5. Fail fast and practice patience

By beginning with crafting smaller custom taxidermy mounts, you have the opportunity to learn rapidly through trial and error. We recommend beginning by producing multiple iterations of individual limbs for one specimen and choose to move forward with the best one. This allows you to progress quickly, allowing yourself to learn quickly from your mistakes and not focus on the first attempt of a limb. You can always cut the thread on a discarded wrapped limb and reuse the wood wool material on a future project. By "failing fast", you can cultivate a better understanding of your own hand skills, refine your sculpting skills, and embrace the mistakes to better inform your future projects. It will be hard to get it right the first time, but practicing patience will allow you to embrace the learning curve and develop as an artist.

6. Put together multiple taxidermy mounts of the same species

There are countless advantages to working on a series of mounts of the same species. Not only will it allow you to practice and refine your techniques, but it will gradually improve your proficiency and efficiency. Working on multiple specimens of the same species provides the opportunity to identify areas for improve and track your progress over time. You can learn from your mistakes and successes, continually refining your techniques to achieve better results with each mount. Comparing your work across multiple specimens allows you to identify areas improvement and track your progress over time. After doing a series of one species, you will be better equipped to tackle the nuances and challenged presented by the next species you work on. This will help develop a deeper understanding of the diagnostic traits unique to each species, enabling you to approach future projects with greater confidence and precision.

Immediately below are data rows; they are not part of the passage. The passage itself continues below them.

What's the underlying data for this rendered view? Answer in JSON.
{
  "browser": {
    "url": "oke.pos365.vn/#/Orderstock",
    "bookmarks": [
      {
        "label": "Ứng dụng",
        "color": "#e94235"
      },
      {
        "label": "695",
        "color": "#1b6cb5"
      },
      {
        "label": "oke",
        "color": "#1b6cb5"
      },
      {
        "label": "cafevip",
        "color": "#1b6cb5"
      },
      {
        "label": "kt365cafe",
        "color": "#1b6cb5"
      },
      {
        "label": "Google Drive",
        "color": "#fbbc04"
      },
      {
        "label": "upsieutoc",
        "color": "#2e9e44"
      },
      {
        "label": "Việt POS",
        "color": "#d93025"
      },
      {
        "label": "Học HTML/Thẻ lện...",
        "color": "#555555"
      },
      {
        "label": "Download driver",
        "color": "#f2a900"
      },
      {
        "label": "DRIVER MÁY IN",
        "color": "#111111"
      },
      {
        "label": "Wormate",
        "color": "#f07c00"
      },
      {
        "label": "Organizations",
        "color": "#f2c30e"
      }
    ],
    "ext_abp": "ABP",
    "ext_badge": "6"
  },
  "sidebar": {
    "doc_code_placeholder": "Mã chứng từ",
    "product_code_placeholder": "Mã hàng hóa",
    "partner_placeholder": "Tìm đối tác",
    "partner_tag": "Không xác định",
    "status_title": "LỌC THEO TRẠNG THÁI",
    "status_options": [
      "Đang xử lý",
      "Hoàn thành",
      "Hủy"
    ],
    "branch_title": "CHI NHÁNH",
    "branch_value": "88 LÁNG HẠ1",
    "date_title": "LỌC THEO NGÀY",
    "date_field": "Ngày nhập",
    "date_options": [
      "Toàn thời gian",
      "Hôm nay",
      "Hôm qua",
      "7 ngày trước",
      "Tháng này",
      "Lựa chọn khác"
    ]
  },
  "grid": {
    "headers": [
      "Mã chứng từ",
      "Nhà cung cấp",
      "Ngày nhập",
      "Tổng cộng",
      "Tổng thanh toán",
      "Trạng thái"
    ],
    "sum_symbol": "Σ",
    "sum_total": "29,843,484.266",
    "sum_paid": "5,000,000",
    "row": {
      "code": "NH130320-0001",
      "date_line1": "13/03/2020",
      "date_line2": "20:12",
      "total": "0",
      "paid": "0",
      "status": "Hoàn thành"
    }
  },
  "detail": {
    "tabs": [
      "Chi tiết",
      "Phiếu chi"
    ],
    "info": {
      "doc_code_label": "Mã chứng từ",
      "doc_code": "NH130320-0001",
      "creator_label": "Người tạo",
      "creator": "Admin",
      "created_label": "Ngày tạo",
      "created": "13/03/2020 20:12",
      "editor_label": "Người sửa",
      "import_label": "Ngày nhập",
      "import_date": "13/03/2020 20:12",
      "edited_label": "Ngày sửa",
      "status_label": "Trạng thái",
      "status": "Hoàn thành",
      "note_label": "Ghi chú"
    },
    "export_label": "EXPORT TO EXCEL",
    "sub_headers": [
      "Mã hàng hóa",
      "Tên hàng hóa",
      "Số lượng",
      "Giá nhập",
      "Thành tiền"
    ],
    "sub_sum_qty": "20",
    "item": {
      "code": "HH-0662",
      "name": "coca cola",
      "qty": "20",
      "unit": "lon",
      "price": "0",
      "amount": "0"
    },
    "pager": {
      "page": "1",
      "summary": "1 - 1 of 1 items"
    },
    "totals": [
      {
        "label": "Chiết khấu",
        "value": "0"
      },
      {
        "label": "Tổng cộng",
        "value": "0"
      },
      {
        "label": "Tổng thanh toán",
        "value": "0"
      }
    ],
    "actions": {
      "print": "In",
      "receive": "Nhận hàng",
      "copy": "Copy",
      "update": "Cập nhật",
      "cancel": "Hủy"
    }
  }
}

Mastering the art of wrapping custom taxidermy forms to create lifelike animal mounts is a journey that requires dedication, patience, and a commitment to continual improvement. By following our tips and embracing the principles of practice, observation, and patience, you can elevate your skills and create stunning, museum-quality mounts that capture the life of the animals you work on. Remember to start small, fail fast, and never shy away from challenges, as each one helps you grow and learn. With perseverance, you will undoubtedly succeed your endeavors as a taxidermist.